Ensuite, Pascale Casanova laisse une oeuvre qui lui a valu, à partir du début des années 2000, d’être invitée dans les plus prestigieuses universités. «La République mondiale des lettres» (Le Seuil, 1999) est un ouvrage majeur. Elle y montrait, en balayant à la fois les siècles et les continents, que le choix d’une langue par un auteur et les passages d’une idiome à l’autre, obéissent à des logiques par lesquels il se positionne dans ce vaste champ de luttes qu’est la littérature mondiale.

Ce qui valait pour les auteurs de la Renaissance française (choisissant le français au détriment du latin), vaut aussi pour les auteurs africains d’aujourd’hui qui décidant d’écrire dans leur langue maternelle - plutôt qu’en anglais. Pascale Casanova réinvestissait là dans la littérature certaines des théories de Pierre Bourdieu, dont elle fut très proche. Traduit en plusieurs langues «la République mondiale» - son ambition et son originalité - est une des raisons pour lesquelles l’Université de Duke, aux Etats-Unis lui offrit un poste de «visiting professor».

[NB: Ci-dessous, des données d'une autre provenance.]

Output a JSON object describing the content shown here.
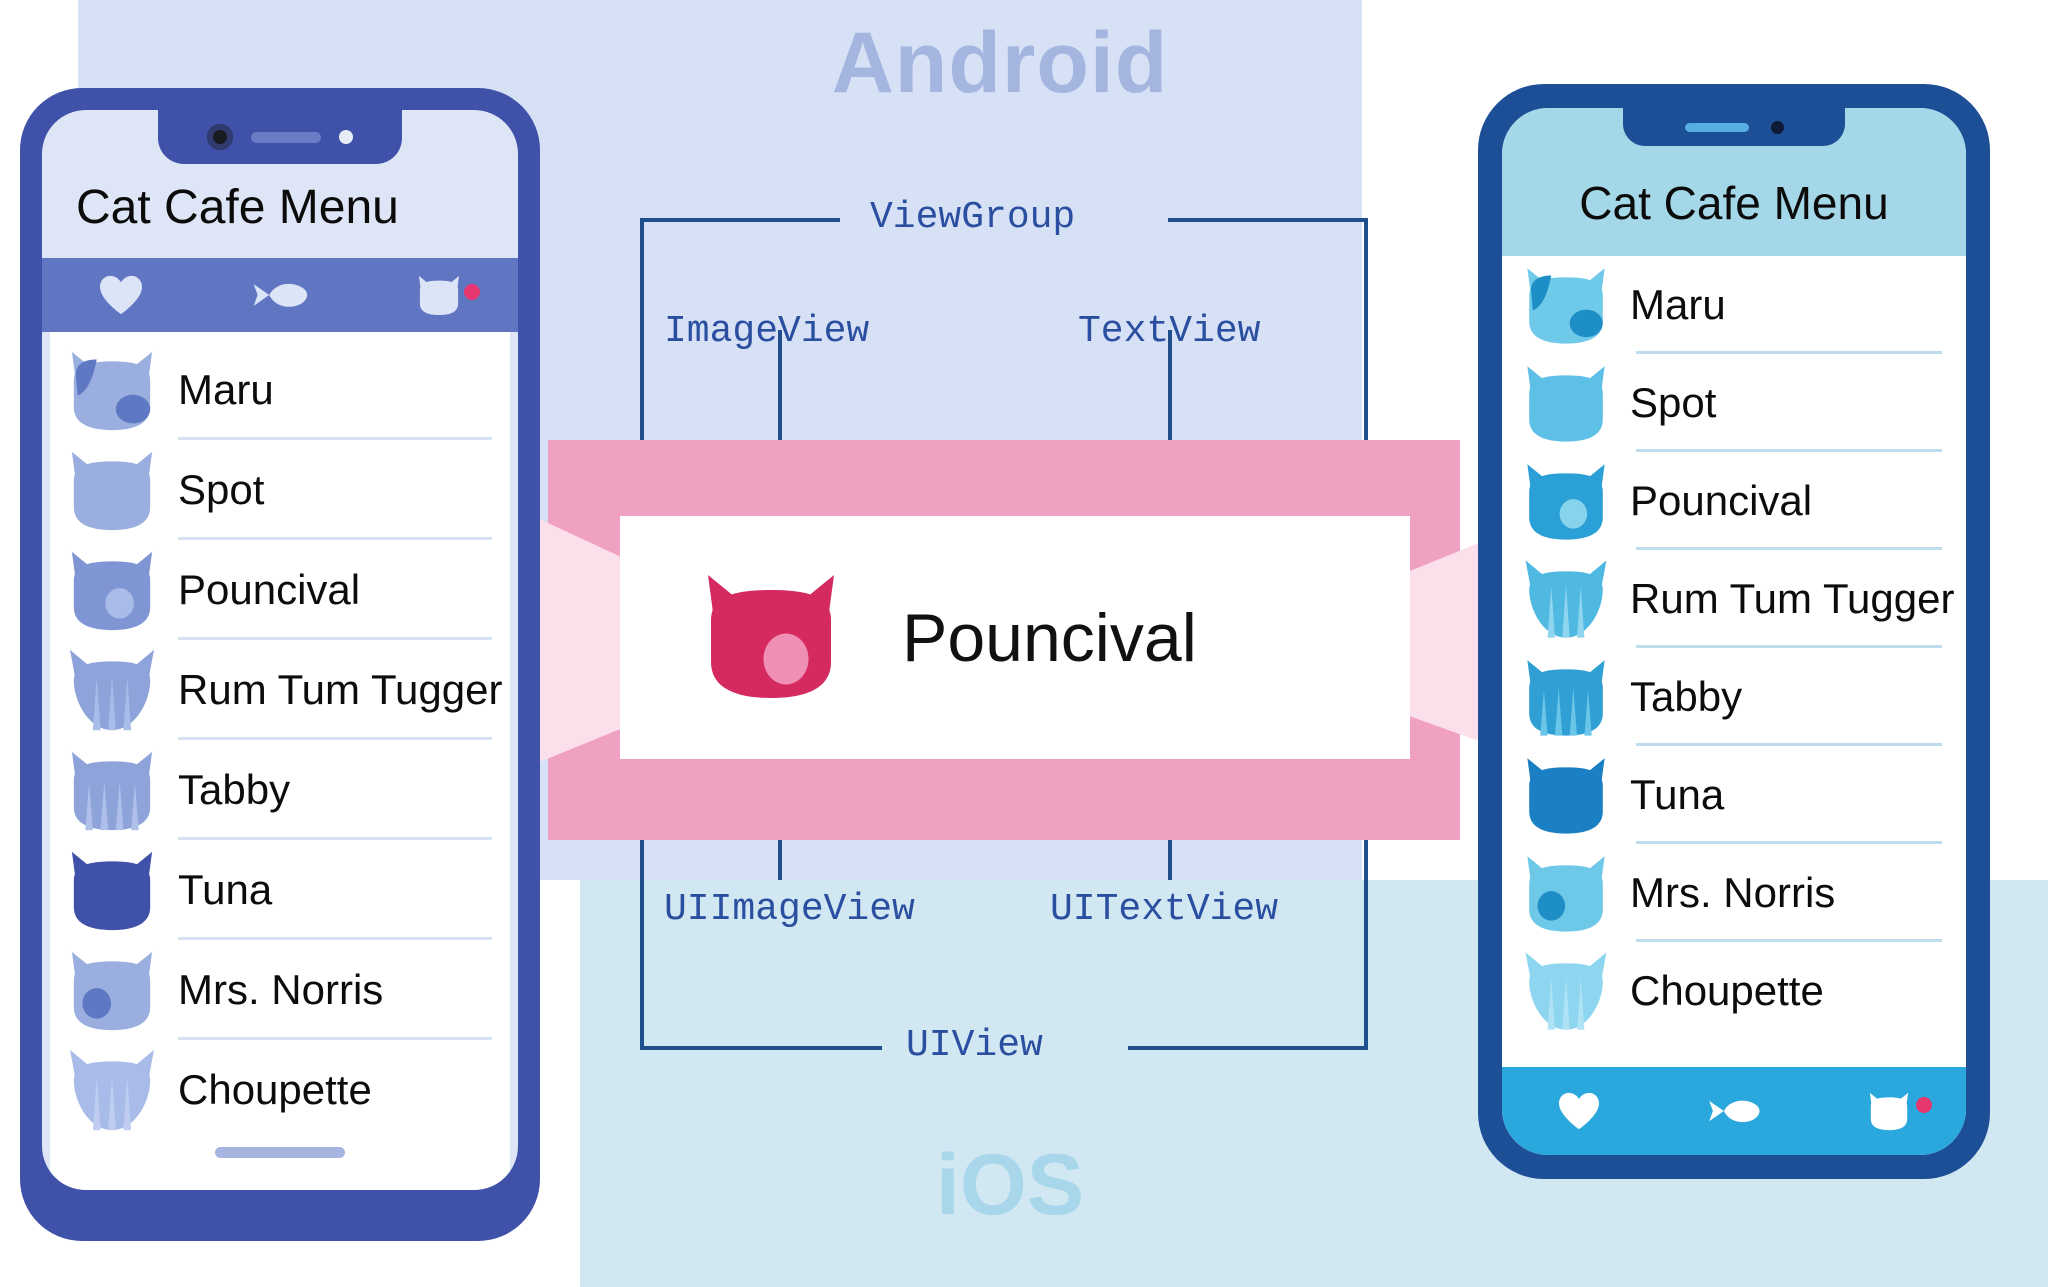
{
  "platforms": {
    "android_label": "Android",
    "ios_label": "iOS"
  },
  "diagram": {
    "top_group": "ViewGroup",
    "top_left": "ImageView",
    "top_right": "TextView",
    "bottom_left": "UIImageView",
    "bottom_right": "UITextView",
    "bottom_group": "UIView"
  },
  "callout": {
    "image_name": "cat-avatar-pink",
    "label": "Pouncival"
  },
  "android_phone": {
    "title": "Cat Cafe Menu",
    "tabs": [
      {
        "name": "heart-icon",
        "label": "Favorites"
      },
      {
        "name": "fish-icon",
        "label": "Food"
      },
      {
        "name": "cat-icon",
        "label": "Cats",
        "badge": true
      }
    ],
    "items": [
      {
        "name": "Maru"
      },
      {
        "name": "Spot"
      },
      {
        "name": "Pouncival"
      },
      {
        "name": "Rum Tum Tugger"
      },
      {
        "name": "Tabby"
      },
      {
        "name": "Tuna"
      },
      {
        "name": "Mrs. Norris"
      },
      {
        "name": "Choupette"
      }
    ]
  },
  "ios_phone": {
    "title": "Cat Cafe Menu",
    "tabs": [
      {
        "name": "heart-icon",
        "label": "Favorites"
      },
      {
        "name": "fish-icon",
        "label": "Food"
      },
      {
        "name": "cat-icon",
        "label": "Cats",
        "badge": true
      }
    ],
    "items": [
      {
        "name": "Maru"
      },
      {
        "name": "Spot"
      },
      {
        "name": "Pouncival"
      },
      {
        "name": "Rum Tum Tugger"
      },
      {
        "name": "Tabby"
      },
      {
        "name": "Tuna"
      },
      {
        "name": "Mrs. Norris"
      },
      {
        "name": "Choupette"
      }
    ]
  },
  "colors": {
    "android_band": "#d7e1f5",
    "ios_band": "#d1e7f2",
    "android_word": "#a4b5e0",
    "ios_word": "#a8d6ea",
    "pink_band": "#f0a0c0",
    "funnel": "#fbdfeb",
    "diagram_line": "#1f4e8c",
    "diagram_label": "#2b4fa0",
    "android_frame": "#3f51a8",
    "android_screen": "#dde5f6",
    "android_tabbar": "#6176c2",
    "ios_frame": "#1c4f96",
    "ios_header": "#a4d7e8",
    "ios_tabbar": "#2aa8dd",
    "callout_cat": "#d42a60",
    "badge": "#e8366f"
  }
}
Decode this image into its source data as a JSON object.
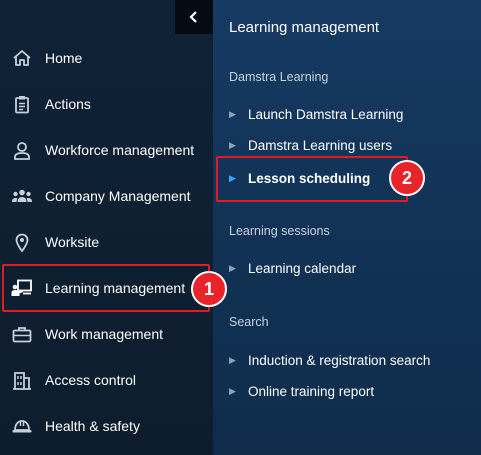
{
  "sidebar": {
    "collapse_icon": "chevron-left-icon",
    "items": [
      {
        "label": "Home",
        "icon": "home-icon"
      },
      {
        "label": "Actions",
        "icon": "clipboard-icon"
      },
      {
        "label": "Workforce management",
        "icon": "person-icon"
      },
      {
        "label": "Company Management",
        "icon": "group-icon"
      },
      {
        "label": "Worksite",
        "icon": "location-pin-icon"
      },
      {
        "label": "Learning management",
        "icon": "presentation-icon"
      },
      {
        "label": "Work management",
        "icon": "briefcase-icon"
      },
      {
        "label": "Access control",
        "icon": "building-icon"
      },
      {
        "label": "Health & safety",
        "icon": "hard-hat-icon"
      }
    ]
  },
  "panel": {
    "title": "Learning management",
    "sections": [
      {
        "heading": "Damstra Learning",
        "links": [
          "Launch Damstra Learning",
          "Damstra Learning users",
          "Lesson scheduling"
        ]
      },
      {
        "heading": "Learning sessions",
        "links": [
          "Learning calendar"
        ]
      },
      {
        "heading": "Search",
        "links": [
          "Induction & registration search",
          "Online training report"
        ]
      }
    ]
  },
  "annotations": {
    "badge_1": "1",
    "badge_2": "2",
    "highlight_color": "#e01b22"
  },
  "colors": {
    "sidebar_bg": "#0f2236",
    "panel_bg": "#163a63",
    "active_chevron": "#3da5ff",
    "badge": "#e8232a"
  }
}
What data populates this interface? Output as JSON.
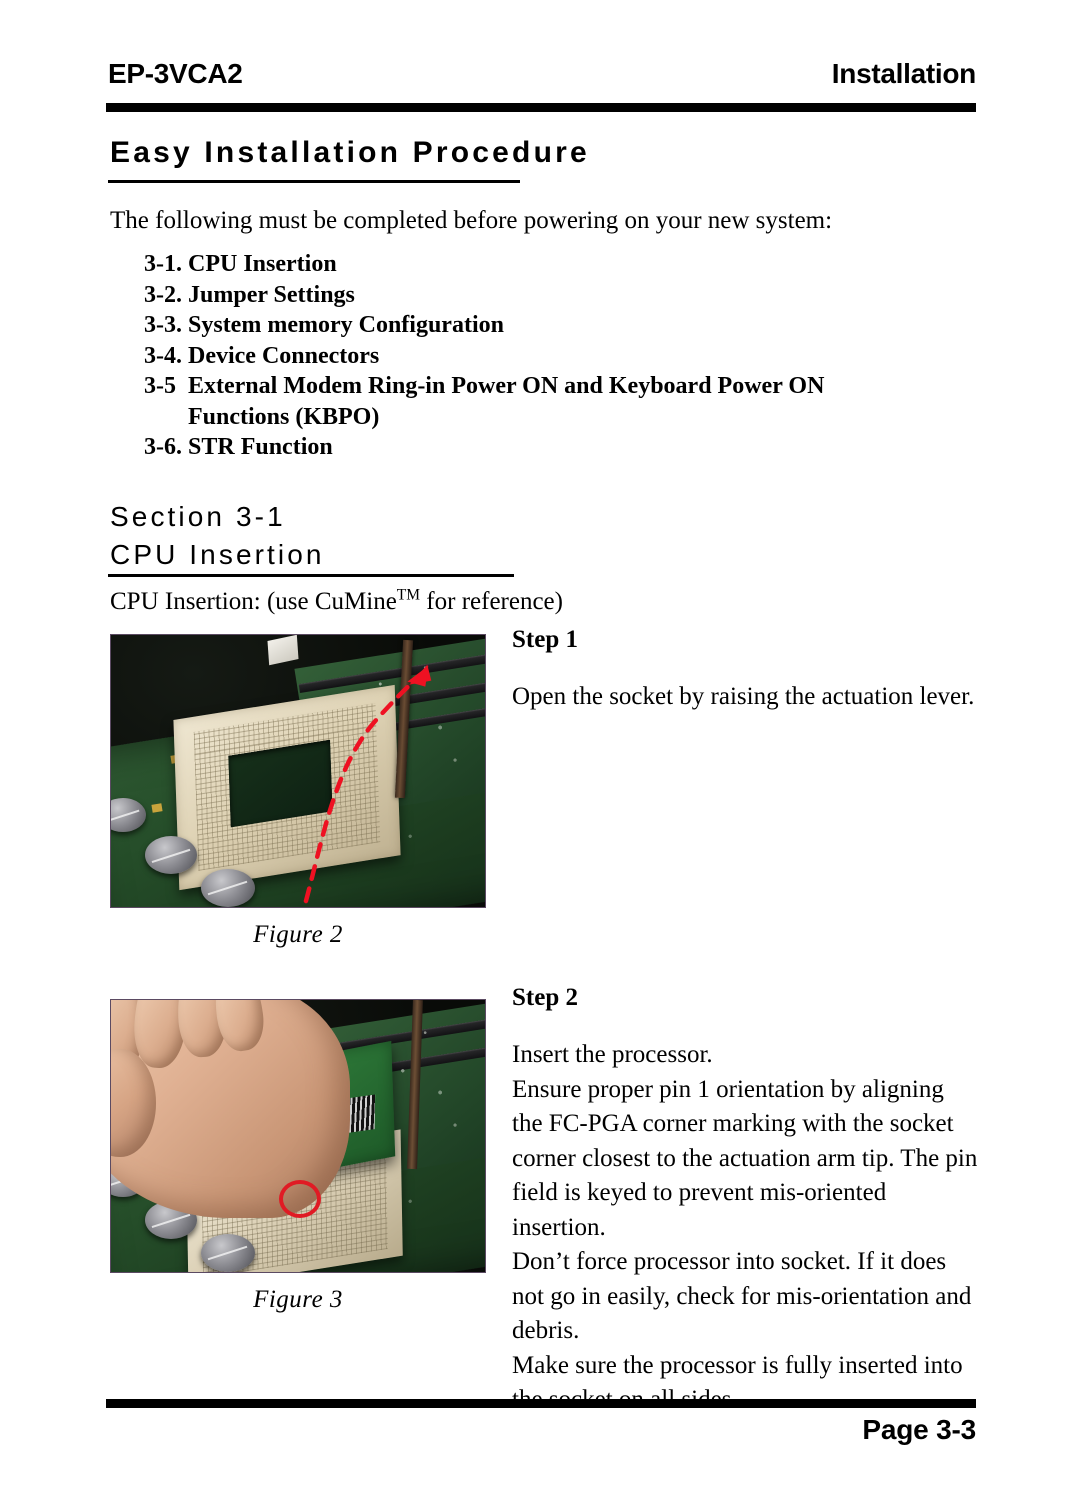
{
  "header": {
    "model": "EP-3VCA2",
    "section": "Installation"
  },
  "title": "Easy Installation Procedure",
  "intro": "The following must be completed before powering on your new system:",
  "procedure_items": [
    {
      "number": "3-1.",
      "label": "CPU Insertion"
    },
    {
      "number": "3-2.",
      "label": "Jumper Settings"
    },
    {
      "number": "3-3.",
      "label": "System memory Configuration"
    },
    {
      "number": "3-4.",
      "label": "Device Connectors"
    },
    {
      "number": "3-5",
      "label": "External Modem Ring-in Power ON and Keyboard Power ON Functions (KBPO)"
    },
    {
      "number": "3-6.",
      "label": "STR Function"
    }
  ],
  "section_heading": {
    "line1": "Section 3-1",
    "line2": "CPU Insertion"
  },
  "lead_in": {
    "before": "CPU Insertion: (use CuMine",
    "superscript": "TM",
    "after": " for reference)"
  },
  "figures": [
    {
      "caption": "Figure 2",
      "alt": "Photo of Socket 370 on motherboard with red dashed arrow showing the actuation lever being raised"
    },
    {
      "caption": "Figure 3",
      "alt": "Photo of a hand inserting an FC-PGA processor into the socket with red circle marking the pin 1 corner"
    }
  ],
  "steps": [
    {
      "heading": "Step 1",
      "paragraphs": [
        "Open the socket by raising the actuation lever."
      ]
    },
    {
      "heading": "Step 2",
      "paragraphs": [
        "Insert the processor.",
        "Ensure proper pin 1 orientation by aligning the FC-PGA corner marking with the socket corner closest to the actuation arm tip. The pin field is keyed to prevent mis-oriented insertion.",
        "Don’t force processor into socket. If it does not go in easily, check for mis-orientation and debris.",
        "Make sure the processor is fully inserted into the socket on all sides."
      ]
    }
  ],
  "footer": {
    "page_label": "Page 3-3"
  },
  "colors": {
    "ink": "#000000",
    "paper": "#ffffff",
    "annotation_red": "#e01b24"
  }
}
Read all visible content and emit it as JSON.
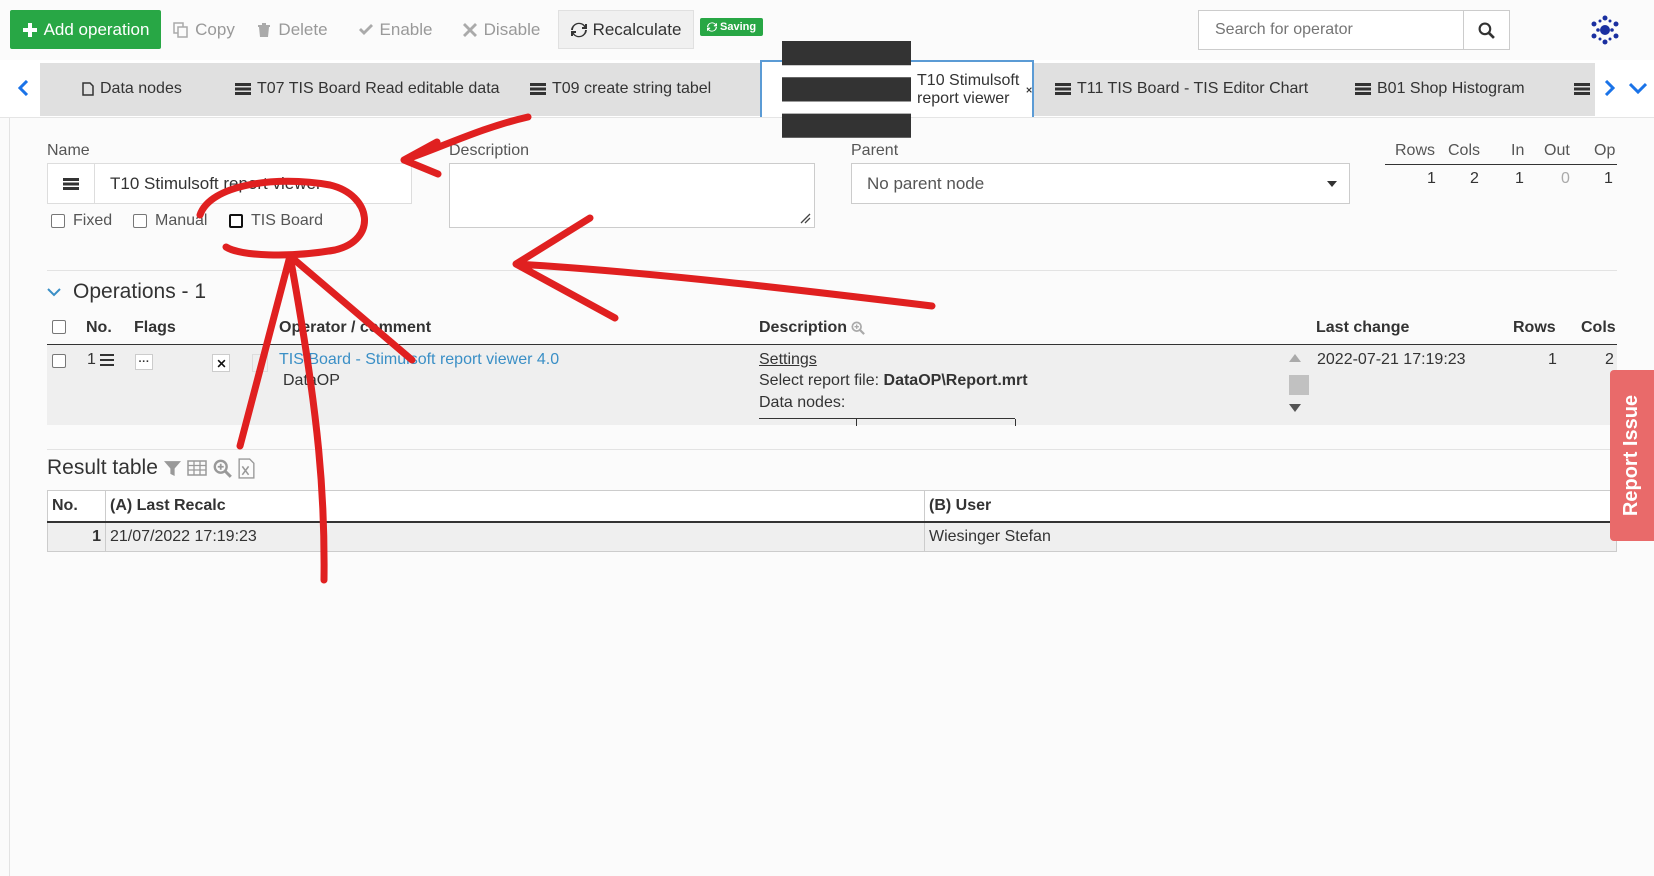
{
  "toolbar": {
    "add_label": "Add operation",
    "copy_label": "Copy",
    "delete_label": "Delete",
    "enable_label": "Enable",
    "disable_label": "Disable",
    "recalc_label": "Recalculate",
    "saving_badge": "Saving"
  },
  "search": {
    "placeholder": "Search for operator"
  },
  "tabs": [
    {
      "label": "Data nodes"
    },
    {
      "label": "T07 TIS Board Read editable data"
    },
    {
      "label": "T09 create string tabel"
    },
    {
      "label": "T10 Stimulsoft report viewer",
      "active": true
    },
    {
      "label": "T11 TIS Board - TIS Editor Chart"
    },
    {
      "label": "B01 Shop Histogram"
    }
  ],
  "form": {
    "name_label": "Name",
    "name_value": "T10 Stimulsoft report viewer",
    "description_label": "Description",
    "parent_label": "Parent",
    "parent_value": "No parent node",
    "fixed_label": "Fixed",
    "manual_label": "Manual",
    "tisboard_label": "TIS Board"
  },
  "stats": {
    "headers": [
      "Rows",
      "Cols",
      "In",
      "Out",
      "Op"
    ],
    "values": [
      "1",
      "2",
      "1",
      "0",
      "1"
    ]
  },
  "operations": {
    "title": "Operations - 1",
    "headers": {
      "no": "No.",
      "flags": "Flags",
      "operator": "Operator / comment",
      "description": "Description",
      "last_change": "Last change",
      "rows": "Rows",
      "cols": "Cols"
    },
    "rows": [
      {
        "no": "1",
        "operator": "TIS Board - Stimulsoft report viewer 4.0",
        "comment": "DataOP",
        "settings": "Settings",
        "report_label": "Select report file:",
        "report_file": "DataOP\\Report.mrt",
        "data_nodes_label": "Data nodes:",
        "last_change": "2022-07-21 17:19:23",
        "rows": "1",
        "cols": "2"
      }
    ]
  },
  "result": {
    "title": "Result table",
    "headers": [
      "No.",
      "(A) Last Recalc",
      "(B) User"
    ],
    "rows": [
      [
        "1",
        "21/07/2022 17:19:23",
        "Wiesinger Stefan"
      ]
    ]
  },
  "report_issue": "Report Issue",
  "colors": {
    "green": "#28a745",
    "link": "#3a8fc6",
    "annotation": "#e02020",
    "report": "#e96a6a"
  }
}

Elle a publié aussi un «Kafka en colère» (Le Seuil, 2011), sorte de biographie littéraro-sociologique du grand auteur des «Métamorphoses» et du «Procès», dont le titre fit sourire ceux qui la connaissaient, tant la colère - avec ses excès et ses beautés - semblaient aussi un moteur pour elle. Son dernier livre, «la Langue Mondiale» (Le Seuil 2015), interroge ce qui fut un fil rouge de tout son travail : la traduction. Elle aurait pu prolonger encore cette oeuvre si la maladie lui en avait laissé le temps, tant sa curiosité et son amour des textes étaient intenses.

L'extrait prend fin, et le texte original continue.